Ponni and his family were not really the fashionable type. When I met them for the first time, I was a child, on her evening walk with her mother. It was a deep dusk, finding its way into every cloud and bird in the evening sky, all vehicles on the street and every tree in the world.
"There's Ponni!" said my mother, as she yanked me across the crowded street, walking towards them.
I remember all four of the Ponnis. Mr Ponni, a nondescript man in this early thirties, wearing a well-trimmed beard, very large, expressionless eyes and a mild manner . Mrs Ponni, an almost-anorexic woman in her late twenties, painfully gaunt, with over-sized buck teeth. She didn't seem to bother about her teeth at all, smiling in wide, white, toothy smiles at me. The little Ponni girls were inconsequential, playing about their parents, sometimes stopping to stare at me like I had sprung out of the tar. And then forgetting the world as they played their little game around their mother.
We spoke for a while, I'm sure, but I fail to remember about what. Like with all children, I must have spent my time watching the other children and the adults with them. Ponni seemed so mild and unimportant. He had a thick cloth bag with the name of a bank I had never heard of.
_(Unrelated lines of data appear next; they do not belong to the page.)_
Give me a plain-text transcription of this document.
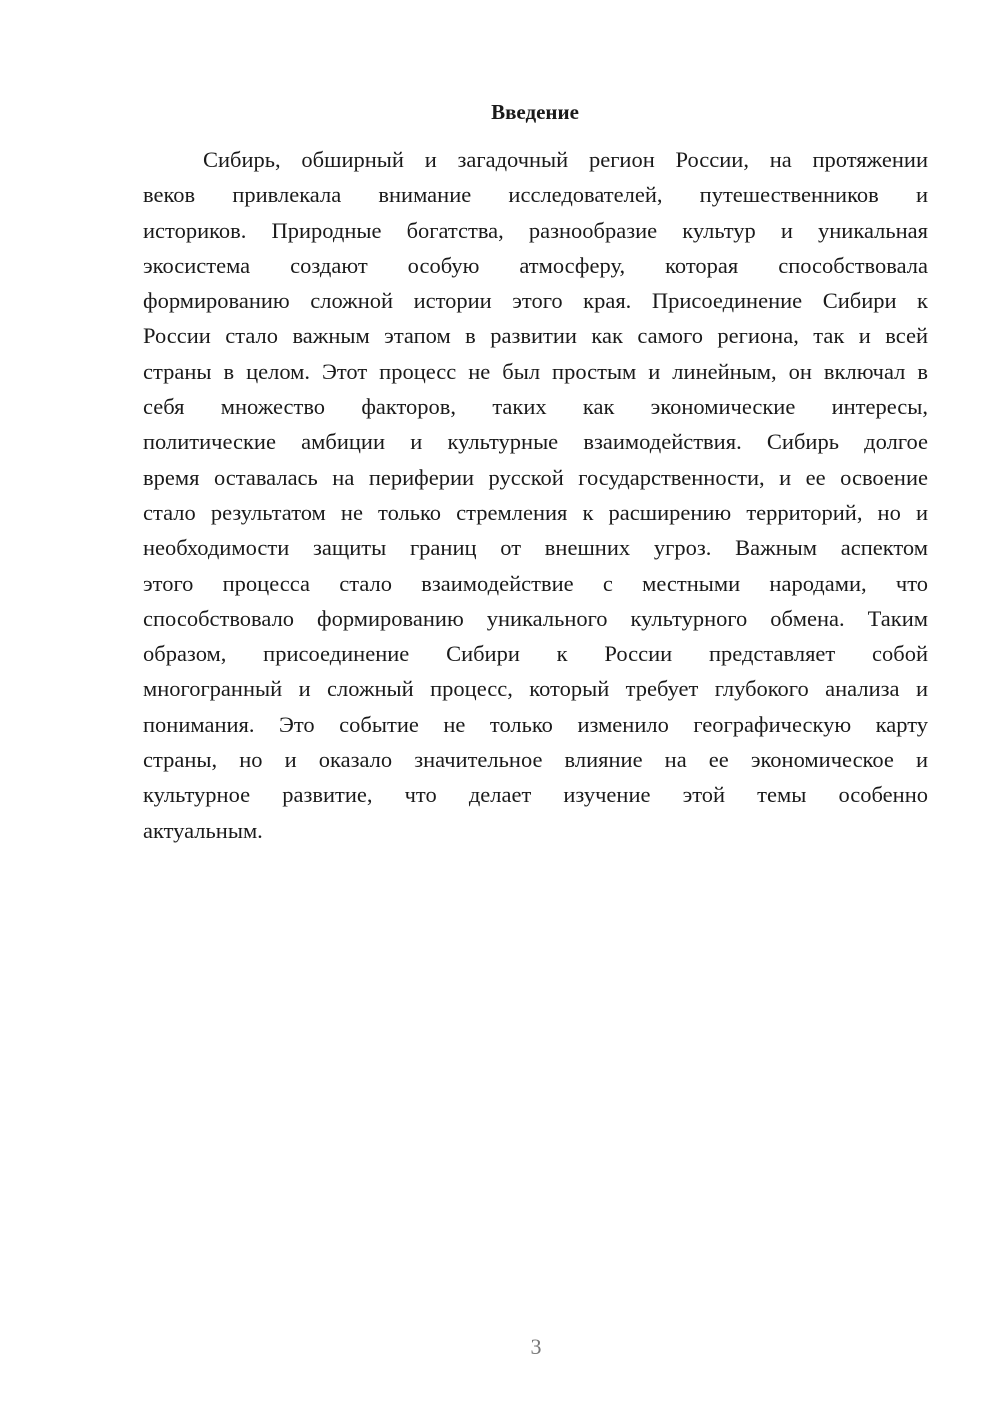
Введение
Сибирь, обширный и загадочный регион России, на протяжении
веков привлекала внимание исследователей, путешественников и
историков. Природные богатства, разнообразие культур и уникальная
экосистема создают особую атмосферу, которая способствовала
формированию сложной истории этого края. Присоединение Сибири к
России стало важным этапом в развитии как самого региона, так и всей
страны в целом. Этот процесс не был простым и линейным, он включал в
себя множество факторов, таких как экономические интересы,
политические амбиции и культурные взаимодействия. Сибирь долгое
время оставалась на периферии русской государственности, и ее освоение
стало результатом не только стремления к расширению территорий, но и
необходимости защиты границ от внешних угроз. Важным аспектом
этого процесса стало взаимодействие с местными народами, что
способствовало формированию уникального культурного обмена. Таким
образом, присоединение Сибири к России представляет собой
многогранный и сложный процесс, который требует глубокого анализа и
понимания. Это событие не только изменило географическую карту
страны, но и оказало значительное влияние на ее экономическое и
культурное развитие, что делает изучение этой темы особенно
актуальным.
3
And from the bag, stuck out a bunch of curry leaves, the slender end of a snake gourd and some other vegetable I had never seen. They were obviously on their way back from a weekday-vegetable-shopping spree at the local market. Mrs Ponni must have chattered on in her soft, high-pitched voice to vendors sitting beside lanters in the dying day.
After that, we met the Ponnis a few times more. And once we visited their home - a very normal, Indian house done up with the normal Indian stuff. A coir mat at the entrance, little brass plates as wall-hangings, a Kathakali dancer's painted face on the cushions, a red and black carpet that was too small for the room, glasses with flowers on them and mango juice in them, a wide-smiling Mrs Ponni, her incosequential, playful little girls. And Mr Ponni with his big eyes in the background.
Now I realize that we had always met the Ponnis at dusk. The sun was almost setting on us each time we met. And the Ponnis and their children would always be returning from a quick vegetable-shopping session. Mr Ponni with his big eyes that said nothing, Mrs Ponni with her big smile and the Ponni girls playing games that made no sense.
And then one evening, we met three of the Ponnis - Mrs Ponni and the two girls. But there was no similing or playing.
Mr Ponni had died. An unexpected health condition had taken him away.
On that last day I saw them, Mrs Ponni was at the bakery, buying her children some 'mixture', probably for school the next day.
Suddenly, everything about them seemed so significant.